Łucznik wstał, obciągnął kaftan, pod którym zabrzęczała kolczuga. Spojrzał w naszą stronę.
- A wy na co się gapicie? Macie jakąś sprawę?

- A więc po prostu potrzebny wam najemnik - bardziej stwierdził niż zapytał łucznik, który przedstawił się imieniem Var Emther. Szliśmy główną ulicą miasteczka. Myśliwy miał pewny krok i niełatwo było za nim nadążyć.
- Owszem, szlachetny panie - pospieszył z wyjaśnieniem Rynrod - udajemy się na wyprawę w głąb podziemi i poszukujemy silnego, mężnego towarzysza, wspólnie z którym pokonamy minotaury, sługi ciemności!

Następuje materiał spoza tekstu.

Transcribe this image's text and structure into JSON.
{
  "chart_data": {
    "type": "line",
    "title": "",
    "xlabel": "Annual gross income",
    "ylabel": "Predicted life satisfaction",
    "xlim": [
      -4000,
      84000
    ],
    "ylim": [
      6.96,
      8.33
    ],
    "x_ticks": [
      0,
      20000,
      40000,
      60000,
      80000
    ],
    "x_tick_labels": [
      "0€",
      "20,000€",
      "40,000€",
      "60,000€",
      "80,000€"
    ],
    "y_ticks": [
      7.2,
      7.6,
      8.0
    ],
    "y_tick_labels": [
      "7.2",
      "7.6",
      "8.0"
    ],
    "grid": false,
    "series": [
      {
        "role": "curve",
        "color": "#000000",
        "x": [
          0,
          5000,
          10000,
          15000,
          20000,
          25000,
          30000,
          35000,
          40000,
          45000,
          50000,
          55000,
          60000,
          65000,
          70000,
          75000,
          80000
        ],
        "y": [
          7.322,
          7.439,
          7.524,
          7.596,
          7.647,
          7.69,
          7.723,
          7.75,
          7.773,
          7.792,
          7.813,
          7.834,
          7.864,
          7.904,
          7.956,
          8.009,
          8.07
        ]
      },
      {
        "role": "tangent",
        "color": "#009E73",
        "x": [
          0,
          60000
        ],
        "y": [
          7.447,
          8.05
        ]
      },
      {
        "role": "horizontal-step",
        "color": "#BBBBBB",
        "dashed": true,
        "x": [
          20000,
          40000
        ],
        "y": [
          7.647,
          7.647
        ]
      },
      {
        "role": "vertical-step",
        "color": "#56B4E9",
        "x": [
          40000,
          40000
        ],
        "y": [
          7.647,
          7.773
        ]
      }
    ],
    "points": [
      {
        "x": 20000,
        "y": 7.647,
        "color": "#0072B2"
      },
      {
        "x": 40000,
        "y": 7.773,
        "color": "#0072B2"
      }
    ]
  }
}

I oczywiście wzbogacimy się znacznie.
Łucznik aż się zatrzymał. Zrazu uniósł brwi ze zdziwieniem, przesunął po nas wzrokiem, zrobił taką minę jakby miał ochotę parsknąć śmiechem lecz w ostatniej chwili zmienił zamiar. Zastanowił się przez moment.
- No dobrze, właśnie przegrałem nieco złota, mogę więc wam pomóc... oczywiście nie za darmo. Moja cena wynosi równe sto sztuk złota oraz połowę łupu. Decydujecie się czy nie?
Zamilkliśmy. Cena była bardzo wysoka, choć z drugiej strony otwierała się przed nami niepowtarzalna szansa na wielką przygodę. Zajrzałem do swej sakiewki, próbując policzyć podzwaniające w niej monety.
Może tym razem to ja będę mógł olśnić Amber opowieścią, pomyślałem.